Organizzato dall’Associazione Donne e Tecnologie Women&Tech guidata da Gianna Martinengo, la diciottesima edizione del premio pone l’attenzione sull’acqua come risorsa vitale e insostituibile.
Premio Internazionale Tecnovisionarie: transizione energetica e gestione delle risorse idriche
Con l’obiettivo è di creare un forum per la condivisione di idee e pratiche innovative che ispirino azioni concrete per la salvaguardia di questa risorsa preziosa, quest’anno l’edizione del Premio Internazionale Tecnovisionarie avrà come tema “Transizione ecologica: le protagoniste di una nuova cultura dell’Acqua“. Ovvero, mettere in luce il ruolo cruciale delle donne nell’innovazione e nella gestione sostenibile delle risorse idriche.
Questo premio riconosce infatti il contributo spesso sottovalutato delle donne nell’affrontare queste sfide e nel promuovere pratiche responsabili. Anche perché la gestione sostenibile dell’acqua è essenziale per il benessere umano e per l’equilibrio degli ecosistemi. E con la crescente sfida dello stress idrico, è fondamentale sviluppare soluzioni innovative per l’uso, la conservazione e il riciclo dell’acqua.
L’edizione di quest’anno esplora le nuove frontiere dell’innovazione nella gestione delle risorse idriche, concentrandosi su tecnologie emergenti come:
- la depurazione avanzata,
- la desalinizzazione sostenibile,
- i sistemi intelligenti di monitoraggio e risparmio idrico.
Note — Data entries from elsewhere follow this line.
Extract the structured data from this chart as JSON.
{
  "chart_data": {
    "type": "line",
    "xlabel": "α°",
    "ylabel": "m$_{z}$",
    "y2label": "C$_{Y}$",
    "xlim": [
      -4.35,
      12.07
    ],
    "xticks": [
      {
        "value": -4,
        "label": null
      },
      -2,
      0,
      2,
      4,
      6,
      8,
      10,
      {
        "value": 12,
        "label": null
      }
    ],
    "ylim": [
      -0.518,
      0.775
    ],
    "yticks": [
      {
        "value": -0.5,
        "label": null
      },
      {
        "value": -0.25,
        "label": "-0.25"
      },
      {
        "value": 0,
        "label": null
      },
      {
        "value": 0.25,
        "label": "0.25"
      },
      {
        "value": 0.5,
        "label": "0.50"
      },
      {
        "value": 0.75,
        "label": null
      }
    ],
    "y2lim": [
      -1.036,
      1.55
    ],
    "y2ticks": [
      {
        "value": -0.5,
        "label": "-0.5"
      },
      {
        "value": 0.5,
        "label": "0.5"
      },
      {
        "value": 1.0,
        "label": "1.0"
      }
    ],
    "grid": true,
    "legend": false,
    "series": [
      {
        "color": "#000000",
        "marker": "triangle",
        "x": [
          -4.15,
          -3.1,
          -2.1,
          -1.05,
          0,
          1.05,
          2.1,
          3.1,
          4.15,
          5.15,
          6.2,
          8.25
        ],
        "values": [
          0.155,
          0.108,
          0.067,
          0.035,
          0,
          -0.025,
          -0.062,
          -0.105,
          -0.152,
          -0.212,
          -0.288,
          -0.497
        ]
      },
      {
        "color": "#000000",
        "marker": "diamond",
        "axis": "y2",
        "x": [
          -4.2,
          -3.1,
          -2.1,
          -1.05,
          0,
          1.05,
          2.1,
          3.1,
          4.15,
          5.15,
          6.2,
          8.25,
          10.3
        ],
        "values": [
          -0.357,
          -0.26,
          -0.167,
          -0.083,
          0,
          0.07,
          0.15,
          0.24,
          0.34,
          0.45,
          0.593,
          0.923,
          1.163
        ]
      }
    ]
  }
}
Queste tecnologie non solo proteggono l’ambiente ma favoriscono lo sviluppo economico e sociale. Attraverso il riconoscimento del ruolo delle donne in questo settore, il Premio Internazionale Tecnovisionarie mira a promuovere ulteriori azioni e innovazioni per un futuro più equo e sostenibile.
Una nuova cultura dell’acqua
Il tutto senza trascurare la necessità di creare una nuova cultura dell’acqua. Non a caso, l’educazione è fondamentale nel promuovere comportamenti responsabili verso le risorse idriche.
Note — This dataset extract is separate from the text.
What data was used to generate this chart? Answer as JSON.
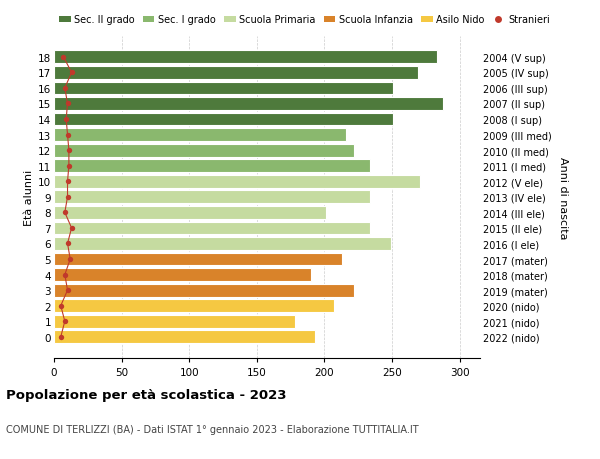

Per questo il Premio Internazionale Tecnovisionarie sostiene iniziative che sensibilizzano la società sulla conservazione dell’acqua, coinvolgendo attivamente comunità, scuole e organizzazioni.
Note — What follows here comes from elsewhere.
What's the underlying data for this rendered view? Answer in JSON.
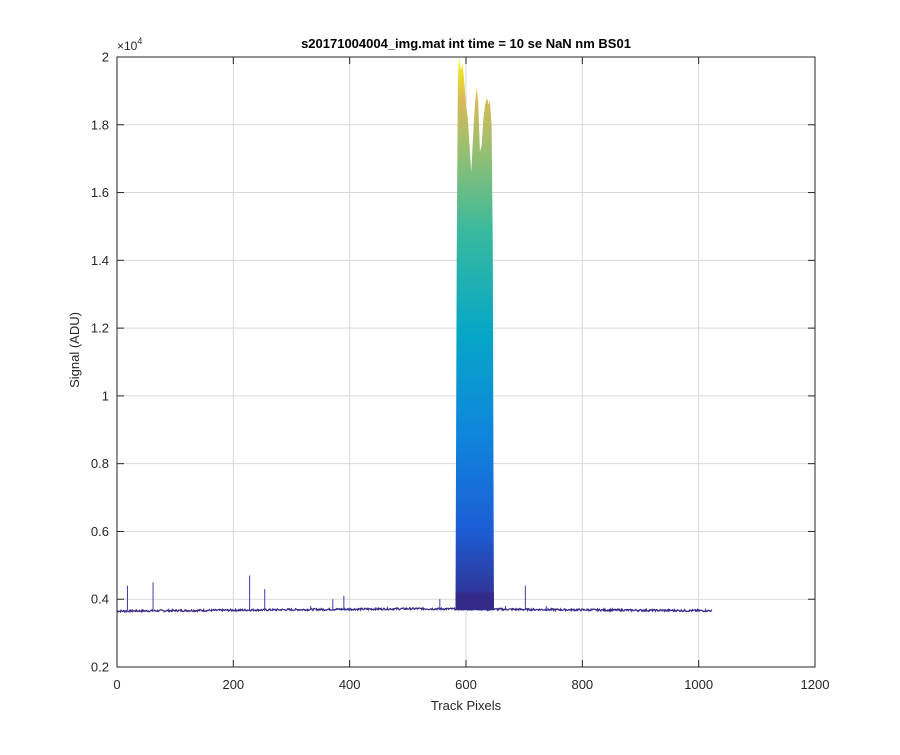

E pure l’arte e lo sport giocano anche un ruolo significativo in questo cambiamento culturale, comunicando in modo emotivo e coinvolgente e superando le barriere linguistiche.
Candidature aperte fino al 31 marzo: come partecipare
Ricordiamo che le segnalazioni per la XVIII edizione 2024 del Premio Internazionale Tecnovisionarie possono essere effettuate online entro il 31 marzo 2024.
Una volta chiuse le candidature, le vincitrici verranno selezionate da una Giuria composta da qualificati esponenti degli ambiti tematici delle diverse categorie di concorso, del mondo della cultura e della comunicazione.
Le candidate saranno infatti valutate sulla base dell’innovazione delle loro idee, l’impatto sociale e ambientale delle loro azioni, e la loro capacità di ispirare un cambiamento positivo. La giuria, composta da esperti di vari settori, valuterà i contributi in termini di originalità, efficacia, e sostenibilità a lungo termine.
La cerimonia di premiazione, il 29 maggio 2024 a Milano, vedrà la partecipazione di decisori dell’impresa, dell’università, della pubblica amministrazione e di personalità del mondo scientifico, culturale e dei media.